In my humble opinion, prepping is not about the warm and fuzzy. The evangelists with the mansions, Lear Jets, Rolls Royces, thousand dollar suits and the five hundred dollar haricuts can go to hell. Prepping, if you are to survive, is all about reality. Love has it's place and it might hold the family together, but death will be king to all of those who don't prep with the real world in mind.

Sorry if I sound so hard, but..............


----------



## gypsysue (Mar 27, 2010)

I agree with horseman. Well put.


----------



## fobhomestead (Aug 12, 2010)

horseman09 said:


> Prepping, if you are to survive, is all about reality. Love has it's place and it might hold the family together, but death will be king to all of those who don't prep with the real world in mind.
> 
> Sorry if I sound so hard, but..............

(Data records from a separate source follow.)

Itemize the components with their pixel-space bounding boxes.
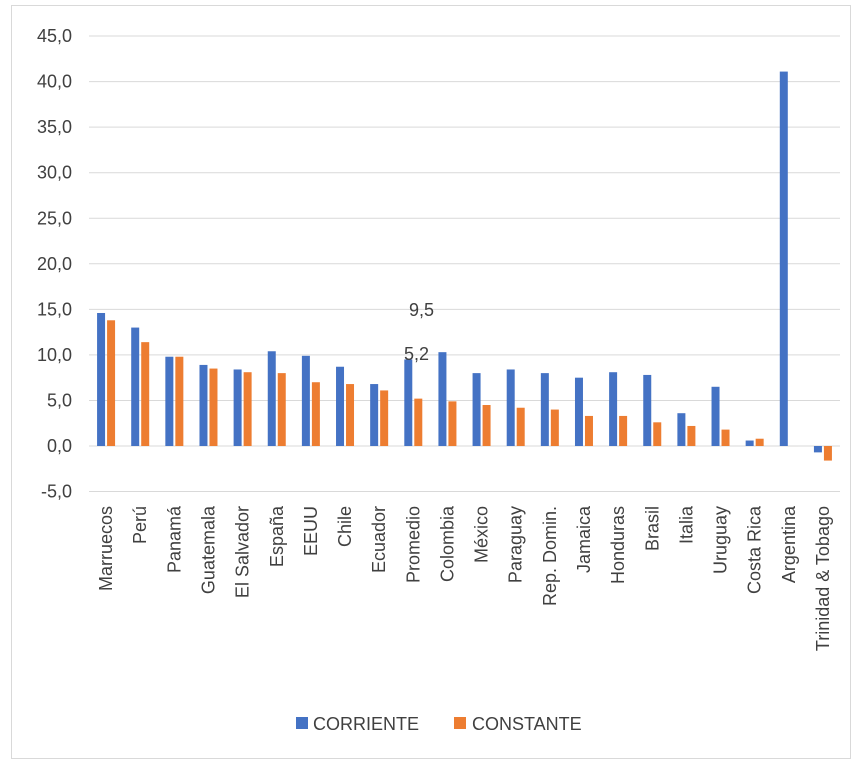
bar-corriente [745, 440, 754, 446]
bar-constante [141, 342, 150, 446]
y-tick-label: 45,0 [37, 26, 72, 46]
bar-constante [584, 415, 593, 446]
bar-corriente [404, 359, 413, 446]
category-label: Brasil [642, 506, 662, 551]
category-label: Honduras [608, 506, 628, 584]
bar-corriente [643, 374, 652, 446]
category-label: Promedio [403, 506, 423, 583]
bar-constante [755, 438, 764, 446]
bar-constante [346, 384, 355, 446]
category-label: Chile [335, 506, 355, 547]
bar-constante [243, 372, 252, 446]
bar-constante [823, 446, 832, 461]
bar-corriente [370, 384, 379, 446]
y-tick-label: 15,0 [37, 299, 72, 319]
chart-frame [11, 5, 851, 759]
bar-constante [175, 356, 184, 446]
bar-corriente [199, 364, 208, 446]
bar-corriente [438, 352, 447, 446]
category-label: Ecuador [369, 506, 389, 573]
category-label: Costa Rica [745, 505, 765, 594]
category-label: EEUU [301, 506, 321, 556]
bar-constante [619, 415, 628, 446]
bar-constante [687, 425, 696, 446]
category-label: Argentina [779, 505, 799, 583]
bar-constante [311, 382, 320, 446]
y-tick-label: -5,0 [41, 482, 72, 502]
y-tick-label: 0,0 [47, 436, 72, 456]
bar-corriente [609, 372, 618, 446]
category-label: Marruecos [96, 506, 116, 591]
bar-constante [482, 405, 491, 446]
legend-swatch [454, 717, 466, 729]
bar-corriente [506, 369, 515, 446]
bar-corriente [813, 446, 822, 453]
y-tick-label: 10,0 [37, 345, 72, 365]
bar-constante [653, 422, 662, 446]
category-label: Uruguay [711, 506, 731, 574]
bar-corriente [267, 351, 276, 446]
data-labels: 9,5 5,2 [404, 300, 434, 364]
bar-corriente [97, 312, 106, 446]
category-label: Jamaica [574, 505, 594, 573]
bar-constante [516, 407, 525, 446]
bar-corriente [677, 413, 686, 446]
data-label: 9,5 [409, 300, 434, 320]
category-label: Perú [130, 506, 150, 544]
bar-constante [209, 368, 218, 446]
bar-corriente [574, 377, 583, 446]
bar-corriente [301, 355, 310, 446]
bar-corriente [472, 373, 481, 446]
legend-label: CORRIENTE [313, 714, 419, 734]
category-label: Rep. Domin. [540, 506, 560, 606]
bar-corriente [336, 366, 345, 446]
category-label: Guatemala [198, 505, 218, 594]
legend-label: CONSTANTE [472, 714, 582, 734]
bar-corriente [711, 386, 720, 446]
bar-corriente [233, 369, 242, 446]
category-label: Italia [676, 505, 696, 544]
category-labels: Marruecos Perú Panamá Guatemala El Salvador E… [96, 505, 833, 651]
y-tick-label: 30,0 [37, 163, 72, 183]
legend: CORRIENTE CONSTANTE [296, 714, 582, 734]
category-label: El Salvador [233, 506, 253, 598]
bar-corriente [165, 356, 174, 446]
y-tick-label: 5,0 [47, 390, 72, 410]
bar-constante [414, 398, 423, 446]
category-label: Colombia [437, 505, 457, 582]
y-tick-label: 40,0 [37, 72, 72, 92]
y-tick-label: 25,0 [37, 208, 72, 228]
category-label: España [267, 505, 287, 567]
y-tick-label: 20,0 [37, 254, 72, 274]
bar-corriente [540, 373, 549, 446]
bar-constante [107, 320, 116, 446]
category-label: Panamá [164, 505, 184, 573]
y-axis-ticks: 45,0 40,0 35,0 30,0 25,0 20,0 15,0 10,0 5,0 0,0 -5… [37, 26, 72, 502]
bar-constante [721, 429, 730, 446]
category-label: Paraguay [506, 506, 526, 583]
bar-constante [380, 390, 389, 446]
bar-corriente [131, 327, 140, 446]
bar-constante [550, 409, 559, 446]
legend-swatch [296, 717, 308, 729]
bars [97, 71, 832, 461]
bar-constante [448, 401, 457, 446]
bar-corriente [779, 71, 788, 446]
category-label: Trinidad & Tobago [813, 506, 833, 651]
category-label: México [472, 506, 492, 563]
y-tick-label: 35,0 [37, 117, 72, 137]
bar-constante [277, 373, 286, 446]
data-label: 5,2 [404, 344, 429, 364]
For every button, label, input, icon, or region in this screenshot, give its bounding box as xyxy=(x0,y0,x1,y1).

I appreciate what you are saying, horology, but I do tend to lean towards Horseman's viewpoint. Love and Compassion ARE missing in a lot of the cities and "communities". My new neighbor told me, "You cant just move up here and think it is going to be easy... it's a HRAD life out here". Well, I would rather have that hard life of actually living than be stuck where I was on "easy street" and be dead inside. So, yes, Love and compassion (for life, imho) is important to have for the nature of surviving (otherwise, we would just be walking zombies like the rest of the world), but actual prepping for survival when :shtf: is a pragmatic, realistic approach to caring for yourself and those within your circle, and planning ahead. 
I am fairly compassionate, and it shows in my prepping... I have a headcount of my neighbors and I know who is elderly and who can do what (just by watching them and talking to them) and I do plan on having enough for my family, but extra "just in case"... because that is just the way I am. If I cannot supply a little extra for the 3 elderly people in my community? Sorry, my family is first because that is my responsibility.. my children come first. All the compassion in the world would not make me starve out my children in order to "share the love... and food".

Besides, I was gonna say the 1 thing nobody plans to store (that they forget about) is toilet paper.  You're NOT getting my tp!


----------



## SurviveNthrive (May 20, 2010)

How do you store love and compassion?

I'm sorry, but that concept to me is silly and makes no sense. Love you feel and either express or don't express, same as compassion. You don't store that.


----------



## HozayBuck (Jan 27, 2010)

*I hear ya Dan*



horology said:


> I have read so many articles on what you'll need WTSHTF, most concentrate on things like water, food, bullets etc. But the one thing you and yours will need desperately is Love and Compassion.
> 
> With out love and compassion you survival will be nothing more than that survival, and to survive with out love in your life for all people and things is time waisted.
> 
> ...


But I gotta say you lost me with the love all people and animals you meet... I eat animals, I hunt them I kill them ( with respect and compassion) I even thank the animals spirit for allowing me to live by taking it's life... and In my life I've seen a lot of scum bags that just flat needed killin..

I love my friends and family... after that yawl are on your on...

I also love my AK !! and several other lumps of metal and wood...

I don't get or get into the love all the animals thing...if you do, then good on you!! I'm glad you do.. just not my bag... back straps frying in the skillet with the eggs ...now that I can love!!


----------